Appleは、空間コンピューティング製品「Apple Vision Pro」を発表して以来、その後継モデルに向けた動きを模索している。Metaが新たなARグラス「Orion」を発表したことにより、Appleはさらなる競争に直面し、次なる一手を検討しているようだ。Vision Proは高機能なARヘッドセットであり、M2チップを搭載しているが、その価格が高いため、一般消費者向けには敷居が高いとの声も少なくない。

現在、Appleは次世代モデルの開発に注力しており、より軽量で使いやすい製品を目指していると報じられている。また、次世代のVision Proでは、M5チップの搭載や、さらに優れたディスプレイ技術を導入することが検討されている。しかし、これらのアップデートは当然の進化と見なされており、これだけでは競争において優位に立つのは難しいかもしれない。Appleは、より戦略的な選択を迫られている。

Meta「Orion」ARグラスが引き起こす競争

Metaが発表した「Orion」は、Appleにとって重大な脅威となる可能性がある。Orionはまだプロトタイプの段階にあるが、MetaのCEOであるマーク・ザッカーバーグは、3年以内に消費者向けの製品を市場に投入することを目指していると述べている。これに対して、Appleは自社のAR戦略を再評価し、競争において優位に立つための新しい方針を模索している。

Orionは、より薄型のフレームと明るいディスプレイ、そして手頃な価格設定を実現することが目標とされており、Appleの製品と直接競合する可能性が高い。現在のOrionの製造コストは1万ドル以上とされているが、消費者向けには大幅にコストが削減される見通しである。Appleは、この3年という時間を有効に使い、より革新的な製品を開発する必要があるだろう。さもなければ、AR市場においてMetaにリードを許すことになるだろう。

Appleが検討する新たな選択肢:廉価版ヘッドセットとiPhone連動

Appleは、Vision Proの戦略見直しにあたり、複数の新たな選択肢を検討している。その一つが、廉価版のヘッドセットである。この廉価版は「Vision Air」と呼ばれる可能性があり、より低価格なディスプレイや材料を使用することで、消費者向けに手頃な価格を実現することを目指している。この製品は、早ければ来年にも発表される可能性がある。

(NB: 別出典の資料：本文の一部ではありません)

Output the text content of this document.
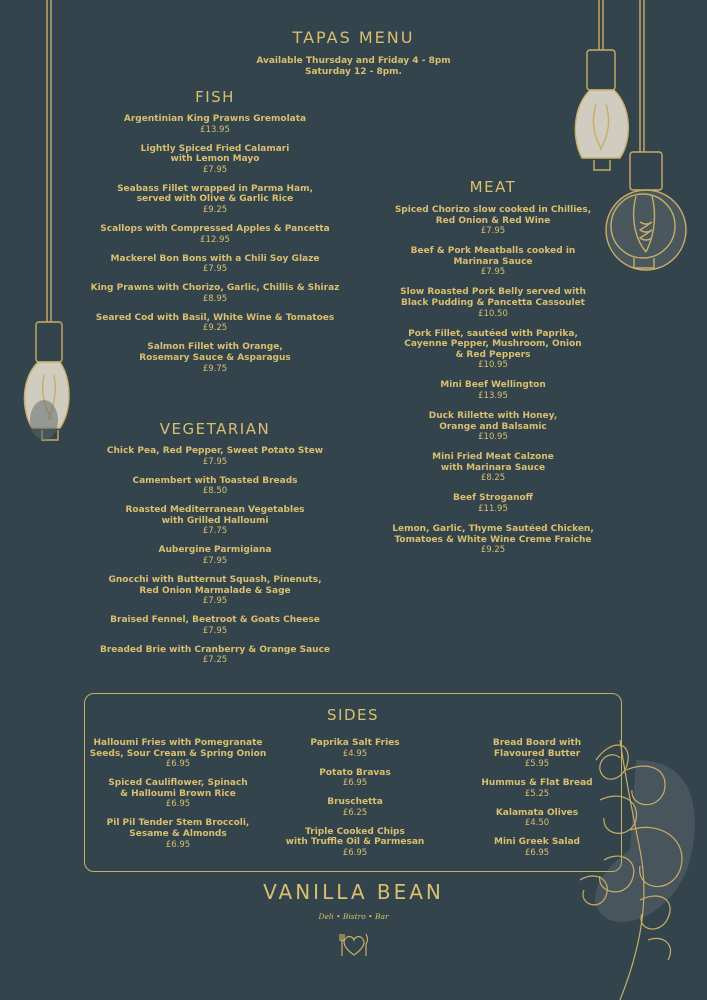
TAPAS MENU
Available Thursday and Friday 4 - 8pm
Saturday 12 - 8pm.
FISH
Argentinian King Prawns Gremolata
£13.95
Lightly Spiced Fried Calamari
with Lemon Mayo
£7.95
Seabass Fillet wrapped in Parma Ham,
served with Olive & Garlic Rice
£9.25
Scallops with Compressed Apples & Pancetta
£12.95
Mackerel Bon Bons with a Chili Soy Glaze
£7.95
King Prawns with Chorizo, Garlic, Chillis & Shiraz
£8.95
Seared Cod with Basil, White Wine & Tomatoes
£9.25
Salmon Fillet with Orange,
Rosemary Sauce & Asparagus
£9.75
VEGETARIAN
Chick Pea, Red Pepper, Sweet Potato Stew
£7.95
Camembert with Toasted Breads
£8.50
Roasted Mediterranean Vegetables
with Grilled Halloumi
£7.75
Aubergine Parmigiana
£7.95
Gnocchi with Butternut Squash, Pinenuts,
Red Onion Marmalade & Sage
£7.95
Braised Fennel, Beetroot & Goats Cheese
£7.95
Breaded Brie with Cranberry & Orange Sauce
£7.25
MEAT
Spiced Chorizo slow cooked in Chillies,
Red Onion & Red Wine
£7.95
Beef & Pork Meatballs cooked in
Marinara Sauce
£7.95
Slow Roasted Pork Belly served with
Black Pudding & Pancetta Cassoulet
£10.50
Pork Fillet, sautéed with Paprika,
Cayenne Pepper, Mushroom, Onion
& Red Peppers
£10.95
Mini Beef Wellington
£13.95
Duck Rillette with Honey,
Orange and Balsamic
£10.95
Mini Fried Meat Calzone
with Marinara Sauce
£8.25
Beef Stroganoff
£11.95
Lemon, Garlic, Thyme Sautéed Chicken,
Tomatoes & White Wine Creme Fraiche
£9.25
SIDES
Halloumi Fries with Pomegranate
Seeds, Sour Cream & Spring Onion
£6.95
Spiced Cauliflower, Spinach
& Halloumi Brown Rice
£6.95
Pil Pil Tender Stem Broccoli,
Sesame & Almonds
£6.95
Paprika Salt Fries
£4.95
Potato Bravas
£6.95
Bruschetta
£6.25
Triple Cooked Chips
with Truffle Oil & Parmesan
£6.95
Bread Board with
Flavoured Butter
£5.95
Hummus & Flat Bread
£5.25
Kalamata Olives
£4.50
Mini Greek Salad
£6.95
VANILLA BEAN
Deli • Bistro • Bar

また、Appleはもう一つの選択肢として、iPhoneと連携する軽量型のヘッドセットも検討している。このモデルでは、ヘッドセット自体には処理能力やバッテリーが搭載されず、iPhoneに依存する形となる。このアイデアは、コスト削減には繋がるが、消費者がこのような製品に高額を支払うかどうかは疑問視されている。iPhoneのバッテリーはVision Proに比べて小型であり、使用時間の面でも課題が残るだろう。

Appleの夢:フル機能搭載ARグラスの実現

Appleの最終的な目標は、完全に独立したARグラスを開発することである。現在のVision Proは、バッテリーやプロセッサが外部に依存しているが、Appleはこれらのすべての機能を一体化したARグラスを夢見ている。MetaのOrionがそのような方向性を示していることから、Appleは再びこの構想に注目している。

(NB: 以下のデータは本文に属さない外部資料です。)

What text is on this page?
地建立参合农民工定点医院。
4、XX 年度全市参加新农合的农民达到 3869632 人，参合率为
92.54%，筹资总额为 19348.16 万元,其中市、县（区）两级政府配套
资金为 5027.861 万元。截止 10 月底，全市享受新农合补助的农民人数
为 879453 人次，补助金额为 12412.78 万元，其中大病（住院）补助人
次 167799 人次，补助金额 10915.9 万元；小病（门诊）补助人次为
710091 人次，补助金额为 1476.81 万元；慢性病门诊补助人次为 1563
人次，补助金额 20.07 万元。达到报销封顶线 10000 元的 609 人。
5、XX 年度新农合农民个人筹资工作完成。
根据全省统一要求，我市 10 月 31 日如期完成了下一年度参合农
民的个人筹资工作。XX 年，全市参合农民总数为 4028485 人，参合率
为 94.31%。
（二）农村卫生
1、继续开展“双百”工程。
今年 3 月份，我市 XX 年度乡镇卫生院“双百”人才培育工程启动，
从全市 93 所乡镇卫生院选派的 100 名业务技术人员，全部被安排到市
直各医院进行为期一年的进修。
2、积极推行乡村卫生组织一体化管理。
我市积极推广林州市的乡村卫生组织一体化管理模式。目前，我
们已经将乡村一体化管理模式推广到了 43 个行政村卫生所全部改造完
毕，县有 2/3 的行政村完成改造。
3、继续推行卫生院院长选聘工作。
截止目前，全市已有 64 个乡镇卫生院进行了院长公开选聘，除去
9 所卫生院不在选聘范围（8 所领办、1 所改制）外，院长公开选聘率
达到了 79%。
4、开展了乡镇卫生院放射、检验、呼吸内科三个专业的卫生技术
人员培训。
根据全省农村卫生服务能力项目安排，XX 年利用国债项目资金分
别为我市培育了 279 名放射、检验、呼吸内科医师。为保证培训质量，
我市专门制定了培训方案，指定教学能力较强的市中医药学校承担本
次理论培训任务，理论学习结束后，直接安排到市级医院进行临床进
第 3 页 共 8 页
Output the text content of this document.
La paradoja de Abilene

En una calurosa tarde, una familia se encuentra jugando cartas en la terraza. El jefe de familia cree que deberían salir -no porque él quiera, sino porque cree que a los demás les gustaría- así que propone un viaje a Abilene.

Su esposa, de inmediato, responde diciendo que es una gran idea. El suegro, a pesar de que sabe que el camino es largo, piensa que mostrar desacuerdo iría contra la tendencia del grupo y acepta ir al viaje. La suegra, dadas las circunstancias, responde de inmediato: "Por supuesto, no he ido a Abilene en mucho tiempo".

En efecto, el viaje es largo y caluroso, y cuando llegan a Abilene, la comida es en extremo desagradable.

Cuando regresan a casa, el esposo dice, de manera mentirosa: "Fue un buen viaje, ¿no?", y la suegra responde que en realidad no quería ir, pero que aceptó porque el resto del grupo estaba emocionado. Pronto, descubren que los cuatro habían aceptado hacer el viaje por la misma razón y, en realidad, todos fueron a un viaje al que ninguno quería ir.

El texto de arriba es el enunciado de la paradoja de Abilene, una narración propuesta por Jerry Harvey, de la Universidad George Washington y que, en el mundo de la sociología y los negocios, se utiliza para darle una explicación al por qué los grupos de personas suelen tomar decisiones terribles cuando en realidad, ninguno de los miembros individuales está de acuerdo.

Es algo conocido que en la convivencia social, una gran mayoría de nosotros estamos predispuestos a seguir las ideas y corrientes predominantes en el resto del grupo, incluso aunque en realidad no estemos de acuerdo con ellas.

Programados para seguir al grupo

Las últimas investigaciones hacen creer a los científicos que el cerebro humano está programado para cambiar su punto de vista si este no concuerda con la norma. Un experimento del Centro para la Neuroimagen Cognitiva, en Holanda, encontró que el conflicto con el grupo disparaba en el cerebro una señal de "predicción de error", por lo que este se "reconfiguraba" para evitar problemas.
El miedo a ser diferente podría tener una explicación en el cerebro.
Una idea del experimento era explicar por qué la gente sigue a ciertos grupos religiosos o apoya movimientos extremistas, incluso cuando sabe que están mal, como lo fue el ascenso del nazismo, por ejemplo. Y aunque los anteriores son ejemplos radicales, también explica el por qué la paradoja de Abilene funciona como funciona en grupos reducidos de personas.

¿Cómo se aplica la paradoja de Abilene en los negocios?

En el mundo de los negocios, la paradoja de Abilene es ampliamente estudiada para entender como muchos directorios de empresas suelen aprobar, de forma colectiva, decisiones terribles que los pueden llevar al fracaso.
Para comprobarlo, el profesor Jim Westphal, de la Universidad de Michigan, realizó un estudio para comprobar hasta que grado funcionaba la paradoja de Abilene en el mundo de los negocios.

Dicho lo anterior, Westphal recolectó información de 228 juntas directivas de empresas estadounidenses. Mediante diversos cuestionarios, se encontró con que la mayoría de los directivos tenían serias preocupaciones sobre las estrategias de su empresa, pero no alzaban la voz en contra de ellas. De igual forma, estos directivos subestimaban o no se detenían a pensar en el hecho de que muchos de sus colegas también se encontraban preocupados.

理想的には、Appleは通常のメガネと変わらないサイズと重さで、バッテリーやディスプレイを内蔵したARグラスを開発することを目指している。かつて、このプロジェクトは技術的な課題が大きすぎるとして一度棚上げされたが、Metaの動きにより再び計画が進められる可能性が高まっている。Appleがこの競争においてリードを取るためには、これ以上の遅れは許されない。